Many of the health surveillance activities that we used to do in our doctor’s office have moved to the digital world. Smartwatches and apps follow our to sleep, workouts, diet, and stress levels. We use online portals to check test results, renew prescriptions and make doctor appointments.
Having so much personal health information circulating in cyberspace raises serious privacy concerns. Who has access to our digital health data and what could they do with it?
While nearly two-thirds of Americans say they like being able to manage their health on their devices, most are concerned about the security of their personal data.
While there are good reasons to be concerned, there are also ways to protect your digital health data.
HIPAA and the privacy of your health data
The Health Insurance Portability and Accountability Act (HIPAA) is federal law signed in 1996 to protect the security of personal health information. HIPAA prevents doctors, hospitals and Insurance companies to disclose your private health data without your permission.
Most health plans and healthcare providers that are governed by HIPAA have safeguards in place “to ensure the confidentiality, integrity and security of individuals’ information,” said Maria Garcia, JD, partner and co-chair of the healthcare practice at Kozyak, Tropin, & Throckmorton, a law firm in Coral Gables, Florida.
The problem with HIPAA is that it was written years before health apps and other digital health information sharing tools became mainstream. HIPAA protects the digital information stored in your electronic health record (EHR), including your medical history, diagnoses, medications, and test results. Your EHR is stored in a digital database accessible to you and your doctors and hospitals, but it is ultimately under your control. HIPAA does not cover health information you share on mobile apps or social media websites.
“HIPAA is largely outdated,” says Brendan Parent, JD, director of transplant ethics and policy research and assistant professor of bioethics and surgery at the NYU Grossman School of Medicine. “He assumed that how data is created and who uses it are the only things that matter in terms of how it should be protected.”
How secure is your digital health information?
Health data is “gold,” says Parent. With so much health information available online, it was only a matter of time before anyone tried to exploit it for profit.

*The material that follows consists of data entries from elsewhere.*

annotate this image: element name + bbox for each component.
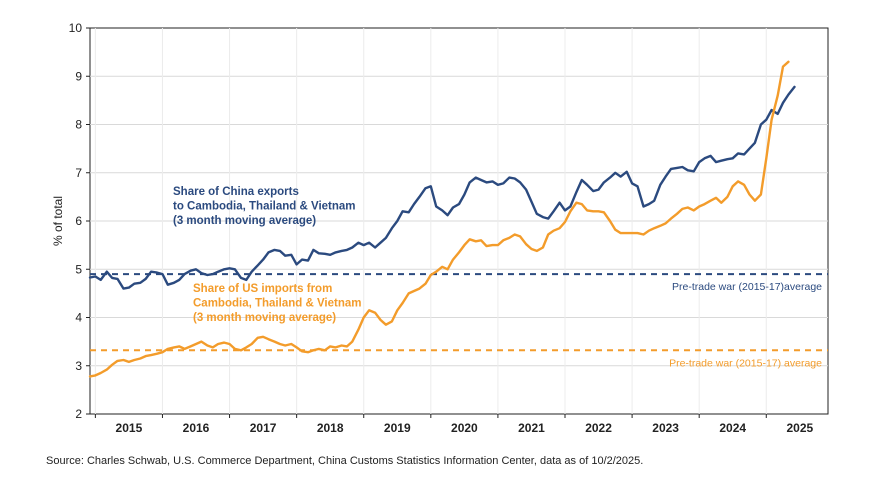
series-labels: Share of China exports to Cambodia, Thail… [173,186,362,324]
x-tick-label: 2025 [786,421,813,435]
reference-line-label: Pre-trade war (2015-17)average [672,281,822,293]
y-axis-label: % of total [51,196,65,246]
series-line-china-exports [88,85,796,290]
y-tick-label: 5 [75,262,82,276]
x-tick-label: 2019 [384,421,411,435]
series-layer [88,60,796,378]
y-tick-label: 9 [75,69,82,83]
series-label-line: Share of US imports from [193,283,332,295]
y-tick-label: 3 [75,359,82,373]
x-tick-label: 2017 [250,421,277,435]
series-line-us-imports [88,60,790,378]
x-tick-label: 2016 [183,421,210,435]
y-tick-label: 7 [75,166,82,180]
y-tick-label: 8 [75,118,82,132]
source-note: Source: Charles Schwab, U.S. Commerce De… [46,455,644,467]
y-tick-label: 2 [75,407,82,421]
y-tick-label: 4 [75,311,82,325]
series-label-line: (3 month moving average) [193,312,336,324]
series-label-line: (3 month moving average) [173,215,316,227]
series-label-line: Cambodia, Thailand & Vietnam [193,298,362,310]
grid-layer [90,28,828,414]
y-tick-label: 10 [69,21,83,35]
series-label: Share of US imports from Cambodia, Thaila… [193,283,362,324]
series-label-line: Share of China exports [173,186,299,198]
x-axis-ticks: 2015 2016 2017 2018 2019 2020 2021 2022 2023 2024… [94,414,813,435]
x-tick-label: 2021 [518,421,545,435]
y-axis-ticks: 2 3 4 5 6 7 8 9 10 [69,21,90,421]
x-tick-label: 2015 [116,421,143,435]
x-tick-label: 2024 [719,421,746,435]
reference-lines: Pre-trade war (2015-17)average Pre-trade … [90,273,828,369]
x-tick-label: 2020 [451,421,478,435]
x-tick-label: 2023 [652,421,679,435]
series-label-line: to Cambodia, Thailand & Vietnam [173,201,356,213]
series-label: Share of China exports to Cambodia, Thail… [173,186,356,227]
x-tick-label: 2022 [585,421,612,435]
y-tick-label: 6 [75,214,82,228]
reference-line-label: Pre-trade war (2015-17) average [669,357,822,369]
x-tick-label: 2018 [317,421,344,435]
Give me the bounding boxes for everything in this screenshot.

In the second half of 2020, hackers broke into more than 21 million patient records, up 177% from a few months earlier. Over 90% of health care organizations have reported at least one data breach in the past 2 years.

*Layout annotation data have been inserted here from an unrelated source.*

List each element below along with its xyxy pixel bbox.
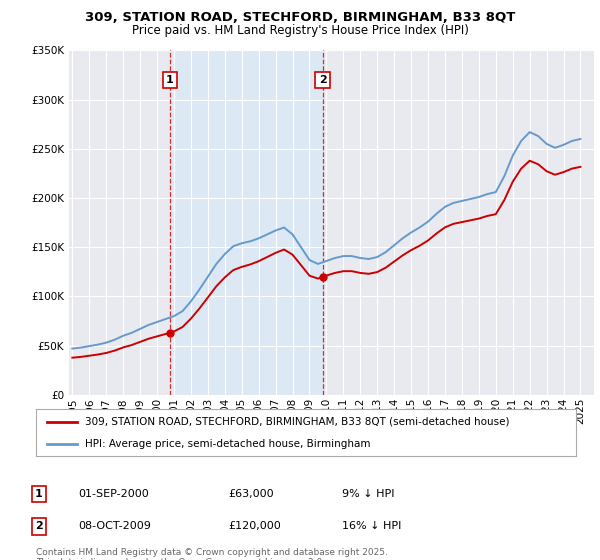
Text: 01-SEP-2000: 01-SEP-2000 [78,489,149,499]
Text: 16% ↓ HPI: 16% ↓ HPI [342,521,401,531]
Text: 9% ↓ HPI: 9% ↓ HPI [342,489,395,499]
Text: £63,000: £63,000 [228,489,274,499]
Text: £120,000: £120,000 [228,521,281,531]
Text: 309, STATION ROAD, STECHFORD, BIRMINGHAM, B33 8QT (semi-detached house): 309, STATION ROAD, STECHFORD, BIRMINGHAM… [85,417,509,427]
Text: 309, STATION ROAD, STECHFORD, BIRMINGHAM, B33 8QT: 309, STATION ROAD, STECHFORD, BIRMINGHAM… [85,11,515,24]
Text: 1: 1 [166,75,173,85]
Text: 1: 1 [35,489,43,499]
Text: HPI: Average price, semi-detached house, Birmingham: HPI: Average price, semi-detached house,… [85,438,370,449]
Bar [170,50,323,395]
Text: 2: 2 [319,75,326,85]
Text: 08-OCT-2009: 08-OCT-2009 [78,521,151,531]
Text: Price paid vs. HM Land Registry's House Price Index (HPI): Price paid vs. HM Land Registry's House … [131,24,469,36]
Text: Contains HM Land Registry data © Crown copyright and database right 2025.
This d: Contains HM Land Registry data © Crown c… [36,548,388,560]
Text: 2: 2 [35,521,43,531]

Once hackers gain access, they hold patient information for ransom, promising to disclose names, diagnoses, and other sensitive information if hospitals do not respond to their demands for money.
Much less sinister but also worrying are health tracking apps where people share all kinds of personal health information. While there isn’t much risk in revealing how many steps you take each day, sharing information about your menstrual cycle or Mental Health could be a problem. “It’s the kind of stuff that a lot of people give up, frankly, for free,” said Nicholson Price, JD, PhD, professor of law at Michigan Law.
What Kinds of Health Information Do Businesses Collect?
Many of us quickly click through to terms and conditions pages that detail how a tech company plans to use our health information. And even if we read the fine print, we might not understand the whole story.
In one study, 83% of Diabetes The apps the researchers tested had privacy policies on how they collect, store, and use their customers’ personal information. But all of them shared this data with other companies, often without the knowledge of their customers.
We also disclose personal information on our social media pages. “Even a single tweet or Facebook post that at first glance seems unrelated to our personal health and well-being, like ‘I went to the club and enjoyed this song’, can be correlated with d ‘other information that could affect your health,’ says Parent.
This additional information may come from your EHR, published by your doctor for medical research purposes. HIPAA requires that your data be first deleted from 18 key pieces of information that could be used to identify you, such as your name, address, and social security number.
But by using technologies like artificial intelligence and machine learning, computers can now track you down, even without those data points. “With the advent of big data and artificial intelligence, it’s much easier to take a lot of disparate information and put it together into one big picture,” Price explains.
In the worst case scenario, a hacker could gain access to important details about your medical history and threaten to expose them if you don’t pay. It is more likely that a business will sell your health information. While your medical history technically cannot be used to discriminate against you, in theory, a life insurance company could buy it and then use it to “increase your insurance rates,” adds Parent.
How to protect your health data
Some states are getting tougher on companies that use personal health data. The California Consumer Privacy Act gives consumers the right to know what personal information businesses collect about them, and to delete that information or prevent its sale.
No matter where you live, you are ultimately the primary custodian of your own digital health information. Price says he doesn’t have any health apps on his phone. “Part of this is because I don’t know exactly how my data will or could be used,” he says.
If you intend to share health information electronically, be careful. Create a strong password – a password containing letters, numbers, and symbols – to prevent people from accessing through your phone or computer.
Finally, think before you post. Don’t put any health information on social media that you wouldn’t want anyone – and everyone – to read.